Ну вот… я смотрю на этот снимок своей левой ноги и рассматриваю татуировку на своей левой ноге. Я сделала эту татуировку в шестнадцать лет, тайком от родителей, и мне кажется, эта нога ошиблась принадлежностью — не от той она головы. С такой ногой полагалось бы многое знать, с такой ногой следовало бы брать на себя обязательства посерьезнее, такие, исполнение которых благотворно, с такой ногой полагалось бы иметь голову с красивой укладкой, на лице — скрывающий морщины тональный крем, и губную помаду, способную пробудить желание в каждом встречном, и тени на веках, и подведенные глаза… А у меня ничего этого нет, и мне становится грустно, и я внезапно чувствую себя никчемушной, потерянной и последней, кто это понял.

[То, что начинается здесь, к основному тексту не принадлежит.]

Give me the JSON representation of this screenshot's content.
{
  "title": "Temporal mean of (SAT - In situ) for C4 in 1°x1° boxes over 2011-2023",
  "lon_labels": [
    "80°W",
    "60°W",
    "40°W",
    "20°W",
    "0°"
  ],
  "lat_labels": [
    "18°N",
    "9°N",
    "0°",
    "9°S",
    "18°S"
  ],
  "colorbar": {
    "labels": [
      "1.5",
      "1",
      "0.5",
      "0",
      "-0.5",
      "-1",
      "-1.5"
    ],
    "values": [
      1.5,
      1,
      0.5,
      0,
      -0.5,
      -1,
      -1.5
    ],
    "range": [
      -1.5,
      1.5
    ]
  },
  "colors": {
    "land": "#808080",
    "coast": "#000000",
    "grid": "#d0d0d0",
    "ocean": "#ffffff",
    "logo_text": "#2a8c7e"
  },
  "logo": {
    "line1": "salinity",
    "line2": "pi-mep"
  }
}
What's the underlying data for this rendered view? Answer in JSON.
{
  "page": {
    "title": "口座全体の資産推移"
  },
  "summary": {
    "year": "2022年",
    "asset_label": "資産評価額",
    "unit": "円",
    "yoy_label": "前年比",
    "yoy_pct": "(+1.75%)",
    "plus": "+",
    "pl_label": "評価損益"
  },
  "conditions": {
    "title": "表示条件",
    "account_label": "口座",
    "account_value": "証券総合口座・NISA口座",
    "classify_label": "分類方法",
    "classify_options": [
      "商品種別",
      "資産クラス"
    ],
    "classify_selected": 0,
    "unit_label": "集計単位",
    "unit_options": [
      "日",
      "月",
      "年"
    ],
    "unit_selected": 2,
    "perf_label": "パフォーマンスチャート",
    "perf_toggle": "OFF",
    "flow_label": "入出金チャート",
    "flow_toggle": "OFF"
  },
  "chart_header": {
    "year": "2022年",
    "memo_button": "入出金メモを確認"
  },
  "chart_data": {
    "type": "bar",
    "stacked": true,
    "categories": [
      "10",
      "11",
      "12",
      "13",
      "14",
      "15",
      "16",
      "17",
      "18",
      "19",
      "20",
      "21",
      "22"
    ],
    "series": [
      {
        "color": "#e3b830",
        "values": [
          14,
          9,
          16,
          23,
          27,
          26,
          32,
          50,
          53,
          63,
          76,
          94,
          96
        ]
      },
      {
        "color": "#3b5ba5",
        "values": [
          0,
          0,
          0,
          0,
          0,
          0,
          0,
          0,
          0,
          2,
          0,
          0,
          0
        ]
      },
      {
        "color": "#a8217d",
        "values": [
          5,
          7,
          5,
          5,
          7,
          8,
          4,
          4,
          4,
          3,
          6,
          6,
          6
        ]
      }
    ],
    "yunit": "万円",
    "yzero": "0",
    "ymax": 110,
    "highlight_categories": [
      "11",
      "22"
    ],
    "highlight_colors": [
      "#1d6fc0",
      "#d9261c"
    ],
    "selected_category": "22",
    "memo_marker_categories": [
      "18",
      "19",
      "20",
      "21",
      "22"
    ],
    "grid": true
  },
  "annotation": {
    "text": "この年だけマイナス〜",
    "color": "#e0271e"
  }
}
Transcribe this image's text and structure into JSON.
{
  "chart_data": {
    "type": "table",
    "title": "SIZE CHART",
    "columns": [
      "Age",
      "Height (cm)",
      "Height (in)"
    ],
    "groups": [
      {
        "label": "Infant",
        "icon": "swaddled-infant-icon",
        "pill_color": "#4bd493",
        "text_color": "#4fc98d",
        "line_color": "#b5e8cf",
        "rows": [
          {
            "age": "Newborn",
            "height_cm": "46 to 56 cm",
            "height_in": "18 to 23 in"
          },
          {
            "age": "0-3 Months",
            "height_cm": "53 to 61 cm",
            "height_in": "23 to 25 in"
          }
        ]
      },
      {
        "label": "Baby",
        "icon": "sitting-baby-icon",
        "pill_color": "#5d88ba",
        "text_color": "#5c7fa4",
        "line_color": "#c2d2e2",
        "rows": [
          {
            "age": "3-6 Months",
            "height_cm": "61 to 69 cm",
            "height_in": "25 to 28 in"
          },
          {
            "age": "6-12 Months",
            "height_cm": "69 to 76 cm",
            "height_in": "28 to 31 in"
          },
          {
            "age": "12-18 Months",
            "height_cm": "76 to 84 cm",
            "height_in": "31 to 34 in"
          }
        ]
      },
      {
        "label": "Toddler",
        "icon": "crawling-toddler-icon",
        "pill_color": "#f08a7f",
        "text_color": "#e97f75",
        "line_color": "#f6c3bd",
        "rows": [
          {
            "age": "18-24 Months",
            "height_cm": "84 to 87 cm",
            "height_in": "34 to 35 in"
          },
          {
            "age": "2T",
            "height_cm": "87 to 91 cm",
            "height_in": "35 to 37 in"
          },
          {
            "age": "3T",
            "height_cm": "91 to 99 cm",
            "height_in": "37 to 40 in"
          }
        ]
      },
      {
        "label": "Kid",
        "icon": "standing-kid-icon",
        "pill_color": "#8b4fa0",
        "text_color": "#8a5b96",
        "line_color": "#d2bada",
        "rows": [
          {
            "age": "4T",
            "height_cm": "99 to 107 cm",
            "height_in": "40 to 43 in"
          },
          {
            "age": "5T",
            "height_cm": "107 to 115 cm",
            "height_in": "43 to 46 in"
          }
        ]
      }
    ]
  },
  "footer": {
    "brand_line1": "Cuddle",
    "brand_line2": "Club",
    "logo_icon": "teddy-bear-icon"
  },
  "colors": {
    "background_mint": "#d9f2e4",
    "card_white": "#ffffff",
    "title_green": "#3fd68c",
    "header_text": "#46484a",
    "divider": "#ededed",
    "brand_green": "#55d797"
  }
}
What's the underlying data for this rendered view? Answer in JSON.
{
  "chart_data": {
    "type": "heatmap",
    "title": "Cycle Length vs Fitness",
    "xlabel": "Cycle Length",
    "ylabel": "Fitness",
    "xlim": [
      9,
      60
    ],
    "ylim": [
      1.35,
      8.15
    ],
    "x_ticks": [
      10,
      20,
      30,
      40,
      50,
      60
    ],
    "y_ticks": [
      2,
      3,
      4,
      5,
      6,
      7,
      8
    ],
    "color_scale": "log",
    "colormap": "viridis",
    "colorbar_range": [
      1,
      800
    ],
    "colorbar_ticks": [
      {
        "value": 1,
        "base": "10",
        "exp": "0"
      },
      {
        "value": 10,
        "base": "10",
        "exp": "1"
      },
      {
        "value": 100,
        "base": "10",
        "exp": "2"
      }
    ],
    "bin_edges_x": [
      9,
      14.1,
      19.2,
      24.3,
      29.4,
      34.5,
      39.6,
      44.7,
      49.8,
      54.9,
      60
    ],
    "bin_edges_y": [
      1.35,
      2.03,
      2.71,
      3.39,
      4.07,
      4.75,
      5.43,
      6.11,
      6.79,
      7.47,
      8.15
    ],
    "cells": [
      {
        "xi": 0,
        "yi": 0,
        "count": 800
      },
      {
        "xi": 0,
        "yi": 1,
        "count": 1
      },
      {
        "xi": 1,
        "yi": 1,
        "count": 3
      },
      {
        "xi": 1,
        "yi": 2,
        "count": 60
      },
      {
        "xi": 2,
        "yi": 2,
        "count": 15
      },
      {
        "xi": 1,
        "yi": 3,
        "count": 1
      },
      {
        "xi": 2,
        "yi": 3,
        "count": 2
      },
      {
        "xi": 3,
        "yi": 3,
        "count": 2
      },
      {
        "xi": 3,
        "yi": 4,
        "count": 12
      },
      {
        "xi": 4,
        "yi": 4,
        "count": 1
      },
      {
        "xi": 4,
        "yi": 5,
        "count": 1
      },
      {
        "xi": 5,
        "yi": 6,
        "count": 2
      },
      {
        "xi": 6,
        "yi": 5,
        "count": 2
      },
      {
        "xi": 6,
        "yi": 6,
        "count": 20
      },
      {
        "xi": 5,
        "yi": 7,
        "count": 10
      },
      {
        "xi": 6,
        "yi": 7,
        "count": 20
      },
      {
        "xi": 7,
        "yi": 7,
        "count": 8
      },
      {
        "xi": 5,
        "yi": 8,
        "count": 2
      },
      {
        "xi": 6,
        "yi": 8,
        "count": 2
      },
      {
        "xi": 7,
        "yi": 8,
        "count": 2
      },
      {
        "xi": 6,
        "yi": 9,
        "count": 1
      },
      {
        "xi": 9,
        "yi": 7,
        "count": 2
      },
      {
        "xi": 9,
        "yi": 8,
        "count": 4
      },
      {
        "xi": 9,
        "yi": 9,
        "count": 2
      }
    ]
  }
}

Мы едем в машине на свадьбу моей дочери, и мне вдруг словно камень сваливается на голову, и я, наверное, вздыхаю, потому что Ив берет мою руку и сильно сжимает ее в своей. Вот что мне надо было бы посоветовать дочери: завести любовника, двух, трех, наслаждаться вовсю, попасться на удочку страстной любви, командовать, управлять, высказывать свои желания, делать такое, чего она могла бы чуть-чуть стыдиться, отпустить себя на волю… Вести себя не так, как другие, решиться надеть красное подвенечное платье, целовать своего любимого посреди улицы, целовать взасос, с участием языка, и пусть другие смотрят и подыхают от зависти… Надо было ей объяснить, что до свадьбы следует познать другие тела, другие чувства, немножко пострадать, полюбить невозможно сильно, погубить себя, стать самую малость циничной, смеяться над словами, от которых отдает романтикой, волноваться, отдавать, не беречь себя, потому что вот проснется она, как я, в сорок два года, — а они как и не прожиты. Вот что мне надо было ей сказать. Я должна была посоветовать ей сделать все, чего не сделала я. После Мэтью у меня было несколько мужчин, сильно сказано — несколько, всего ничего, и они всегда принимали меня за другую, потому что я пишу книги, потому что иногда мне случается пересказывать любовь словами. Эти мужчины думали, будто у меня есть уверенность светской женщины, будто я знаю дорогу к ним. Нет, ничего такого у меня не было и ничего такого я не знала, я была просто женщиной, как все, женщиной, которая надеется, что в один прекрасный день вдруг возьмут да и обрушатся на нее союз двоих, наслаждение на двоих, несомненное благородство, явная щедрость, внезапный шепоток на ухо, а еще… а еще… что, спокойно захлопнув дверь перед миром, он и она будут всласть любить друг друга.